Par Ambrose Evans-Pritchard
La Chine a succombé à l’hybris. Elle a confondu la diplomatie soft de Barack Obama avec de la faiblesse, la crise du crédit américaine avec un déclin, et sa bulle mercantiliste avec une montée en puissance. Il y a là comme un écho des querelles anglo-allemandes avant la Première Guerre mondiale, lorsque Berlin avait terriblement mal évalué l’équilibre stratégique des puissances et surjoué ses atouts.

Dans moins d’un mois, le Trésor américain doit statuer sur le fait que la Chine « manipule » sa devise, ce qui, en vertu de la loi américaine, entrainerait des sanctions.
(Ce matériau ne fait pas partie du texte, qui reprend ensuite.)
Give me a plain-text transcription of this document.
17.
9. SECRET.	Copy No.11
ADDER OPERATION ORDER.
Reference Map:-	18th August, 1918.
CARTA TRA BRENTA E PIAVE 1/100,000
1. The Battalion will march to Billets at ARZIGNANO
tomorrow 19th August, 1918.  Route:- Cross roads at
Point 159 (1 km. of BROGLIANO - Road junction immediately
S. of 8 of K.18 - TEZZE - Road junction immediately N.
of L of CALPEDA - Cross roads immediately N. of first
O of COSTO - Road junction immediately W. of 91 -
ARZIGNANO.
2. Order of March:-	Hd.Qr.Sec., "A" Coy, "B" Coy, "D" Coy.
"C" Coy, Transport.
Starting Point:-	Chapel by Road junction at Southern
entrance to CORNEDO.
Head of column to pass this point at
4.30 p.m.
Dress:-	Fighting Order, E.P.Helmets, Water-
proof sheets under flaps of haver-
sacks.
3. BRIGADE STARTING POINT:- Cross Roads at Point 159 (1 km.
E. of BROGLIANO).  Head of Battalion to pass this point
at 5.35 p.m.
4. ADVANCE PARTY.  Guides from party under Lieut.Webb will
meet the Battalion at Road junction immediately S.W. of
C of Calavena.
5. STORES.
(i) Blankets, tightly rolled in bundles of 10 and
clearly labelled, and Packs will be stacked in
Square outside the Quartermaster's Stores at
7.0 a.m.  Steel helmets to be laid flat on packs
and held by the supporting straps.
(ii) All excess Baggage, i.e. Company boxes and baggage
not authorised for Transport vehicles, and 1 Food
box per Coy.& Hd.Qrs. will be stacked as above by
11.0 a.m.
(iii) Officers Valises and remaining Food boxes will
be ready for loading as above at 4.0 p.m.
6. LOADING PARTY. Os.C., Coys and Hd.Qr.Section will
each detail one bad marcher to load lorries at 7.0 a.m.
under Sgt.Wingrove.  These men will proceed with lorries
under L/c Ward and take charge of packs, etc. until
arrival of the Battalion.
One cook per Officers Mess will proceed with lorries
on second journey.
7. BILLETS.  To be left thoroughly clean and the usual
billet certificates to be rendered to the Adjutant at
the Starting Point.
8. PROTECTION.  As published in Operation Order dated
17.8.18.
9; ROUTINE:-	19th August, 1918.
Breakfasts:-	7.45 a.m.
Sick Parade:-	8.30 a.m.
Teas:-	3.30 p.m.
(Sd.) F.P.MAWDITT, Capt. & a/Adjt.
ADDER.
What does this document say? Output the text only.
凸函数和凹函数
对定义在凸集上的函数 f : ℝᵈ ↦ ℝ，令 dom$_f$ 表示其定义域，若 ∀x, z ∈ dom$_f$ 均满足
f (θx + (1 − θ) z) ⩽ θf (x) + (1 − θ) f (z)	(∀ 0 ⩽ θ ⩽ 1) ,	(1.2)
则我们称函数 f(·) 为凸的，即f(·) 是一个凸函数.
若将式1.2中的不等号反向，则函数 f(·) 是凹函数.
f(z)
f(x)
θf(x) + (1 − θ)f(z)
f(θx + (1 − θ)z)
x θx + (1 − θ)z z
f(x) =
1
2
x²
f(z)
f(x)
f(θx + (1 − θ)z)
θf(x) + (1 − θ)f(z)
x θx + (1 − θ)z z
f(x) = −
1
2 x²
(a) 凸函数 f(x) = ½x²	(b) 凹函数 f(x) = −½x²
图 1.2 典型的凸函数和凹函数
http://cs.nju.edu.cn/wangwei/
Précédemment, Washington avait fait l’impasse, mais nous sommes désormais dans un monde différent, lorsque le taux de chômage U6 atteint 16,8%. [L’indicateur U6 prend en compte le chômage, le sous-emploi et les travailleurs découragés de rechercher un emploi - NDT]
« Il leur sera vraiment difficile d’éluder à nouveau le fait évident que la Chine manipule [sa devise]. Sans une menace crédible, nous n’arriverons à rien », juge l’économiste Paul Krugman, lauréat du prix Nobel.
Le Premier ministre chinois Wen Jiabao reste intraitable.
« Je ne pense pas que le yuan soit sous-évalué. Nous nous opposons à ce que les nations se pointent du doigt les unes les autres, ou même forcent un pays à apprécier sa monnaie », a-t-il déclaré hier [le 13 mars 2010]. Une fois encore, il a exigé que les Etats-Unis prennent des « mesures concrètes pour rassurer les investisseurs » sur la stabilité des actifs américains.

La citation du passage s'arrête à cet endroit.